I am a big fan Alex Howard, but this kind of headline really irks me: “Are the Internet and Social Media ‘Tools of Freedom’ or ‘Tools of Oppression?” As the article goes on to say, “The short answer is that these technologies can be both.” I am sorry but that is both the short answer and the long answer.

Let’s be a little more intelligent about this discussion. The first paragraph colors the entire argument. It makes it seem as though one or the other must be true. I have only recently begun to understand this personally, but recently I decided I don’t like the word or.

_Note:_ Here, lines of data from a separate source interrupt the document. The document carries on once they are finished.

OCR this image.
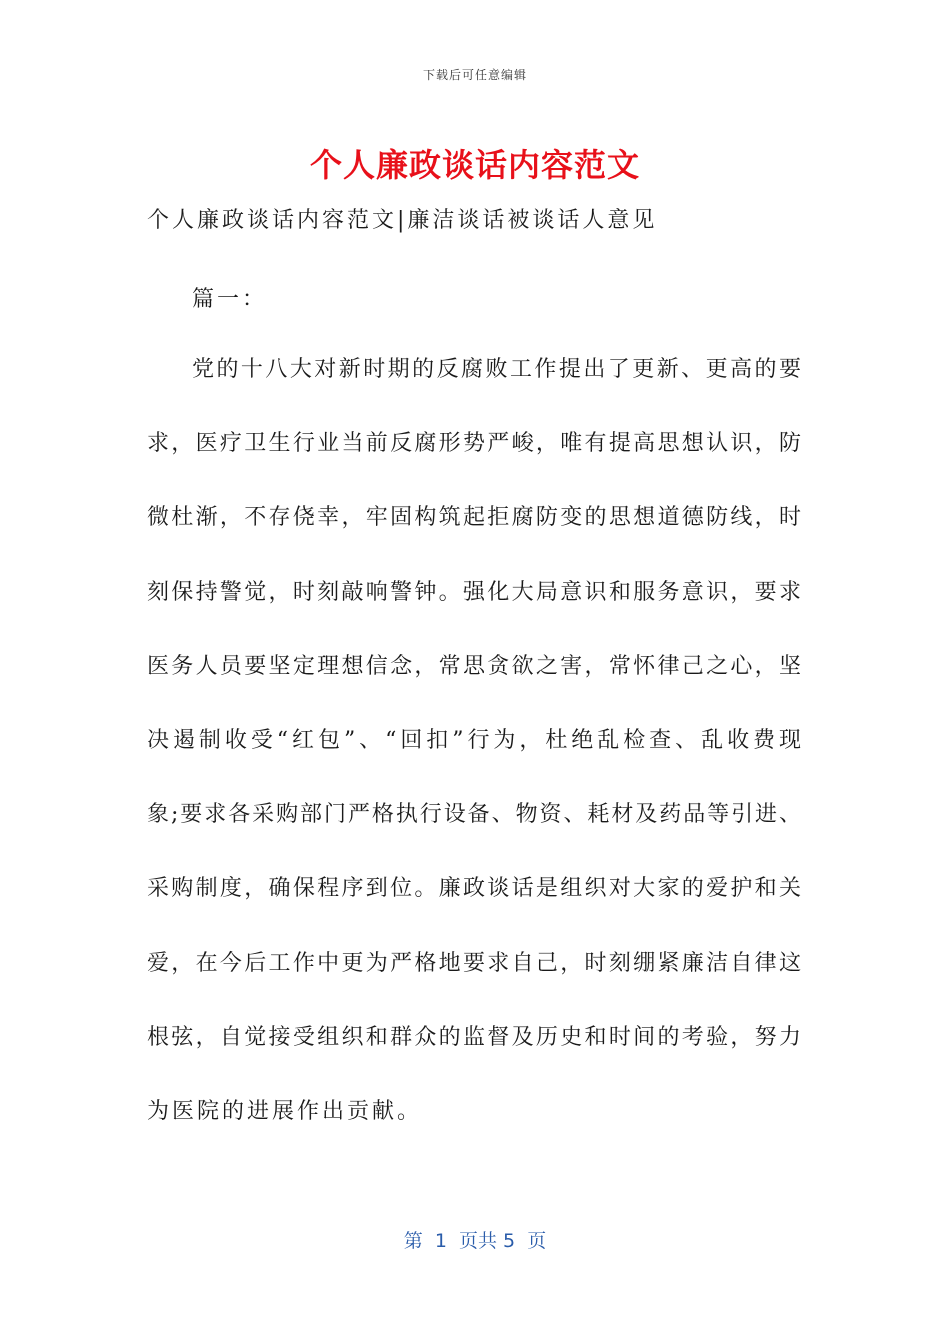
下载后可任意编辑
个人廉政谈话内容范文
个人廉政谈话内容范文|廉洁谈话被谈话人意见
篇一：
党的十八大对新时期的反腐败工作提出了更新、更高的要
求，医疗卫生行业当前反腐形势严峻，唯有提高思想认识，防
微杜渐，不存侥幸，牢固构筑起拒腐防变的思想道德防线，时
刻保持警觉，时刻敲响警钟。强化大局意识和服务意识，要求
医务人员要坚定理想信念，常思贪欲之害，常怀律己之心，坚
决遏制收受“红包”、“回扣”行为，杜绝乱检查、乱收费现
象;要求各采购部门严格执行设备、物资、耗材及药品等引进、
采购制度，确保程序到位。廉政谈话是组织对大家的爱护和关
爱，在今后工作中更为严格地要求自己，时刻绷紧廉洁自律这
根弦，自觉接受组织和群众的监督及历史和时间的考验，努力
为医院的进展作出贡献。
第  1  页共 5  页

The or implies that there needs to be a dichotomy. The or implies that there are two potentials and only two potentials. The or forces us to categorize. Or implies formal rules of rationality that we so blindly follow. Before Aristotle codified logic and rationality, there was an ongoing debate in Greek philosophy about these exact issues. Could an object possess both essences? Could something be both itself and not itself? I am not completely convinced that we have solved this issue, but this is a discussion for another time.

Regardless, we continually use the dreaded or in order to make it seem as though there is a tension when there isn’t. You have to be one or another. You have to be a or not a. Or is a way to categorize, create opposites, and eventually give a quality to an item. But more to the matter, the or implies that you can have only one or the other. The or means that you are either a country of freedom or oppression. America, as we known from the numerous provisions in the PATRIOT ACT, has a little bit of both.

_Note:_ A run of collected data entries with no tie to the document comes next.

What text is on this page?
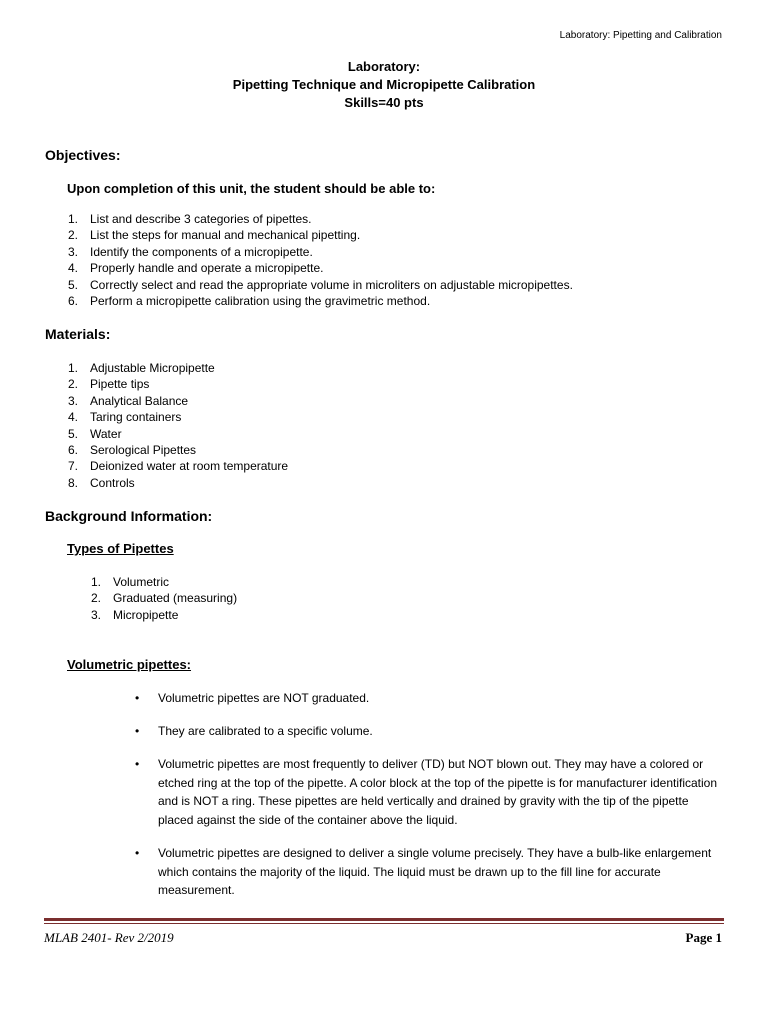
Laboratory: Pipetting and Calibration
Laboratory:
Pipetting Technique and Micropipette Calibration
Skills=40 pts
Objectives:
Upon completion of this unit, the student should be able to:
1. List and describe 3 categories of pipettes.
2. List the steps for manual and mechanical pipetting.
3. Identify the components of a micropipette.
4. Properly handle and operate a micropipette.
5. Correctly select and read the appropriate volume in microliters on adjustable micropipettes.
6. Perform a micropipette calibration using the gravimetric method.
Materials:
1. Adjustable Micropipette
2. Pipette tips
3. Analytical Balance
4. Taring containers
5. Water
6. Serological Pipettes
7. Deionized water at room temperature
8. Controls
Background Information:
Types of Pipettes
1. Volumetric
2. Graduated (measuring)
3. Micropipette
Volumetric pipettes:
• Volumetric pipettes are NOT graduated.
• They are calibrated to a specific volume.
• Volumetric pipettes are most frequently to deliver (TD) but NOT blown out. They may have a colored or etched ring at the top of the pipette. A color block at the top of the pipette is for manufacturer identification and is NOT a ring. These pipettes are held vertically and drained by gravity with the tip of the pipette placed against the side of the container above the liquid.
• Volumetric pipettes are designed to deliver a single volume precisely. They have a bulb-like enlargement which contains the majority of the liquid. The liquid must be drawn up to the fill line for accurate measurement.
MLAB 2401- Rev 2/2019	Page 1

Then, of course, we are faced with the problem of the technology itself. Technology is not value laden. The Internet cannot be oppressive or free  by itself, it has to be deployed, it has to be socially active. To make a value judgment, you first need to do something, but technology does not do anything. The Internet does not have agency. Consider game theory and hypothetical situations. We use these tools to philosophically investigate a concept. We work backwards from an act or a hypothetical act to test and explore ethics. Without the act, we have no ethical consideration. Similarly, to talk about the value of the Internet without considering the things that go on in that space is incoherent. The Internet opens a space for new actions to occur, just like the newspaper did. These new acts can be judged ethically and morally, but not the Internet itself. As the saying goes, the Internet is not positive or negative, but nor is it neutral.

We need to be consistent about defining the technology apart from the acts which are created by it. It is a catchall, that is sure, but it obfuscates the discussion.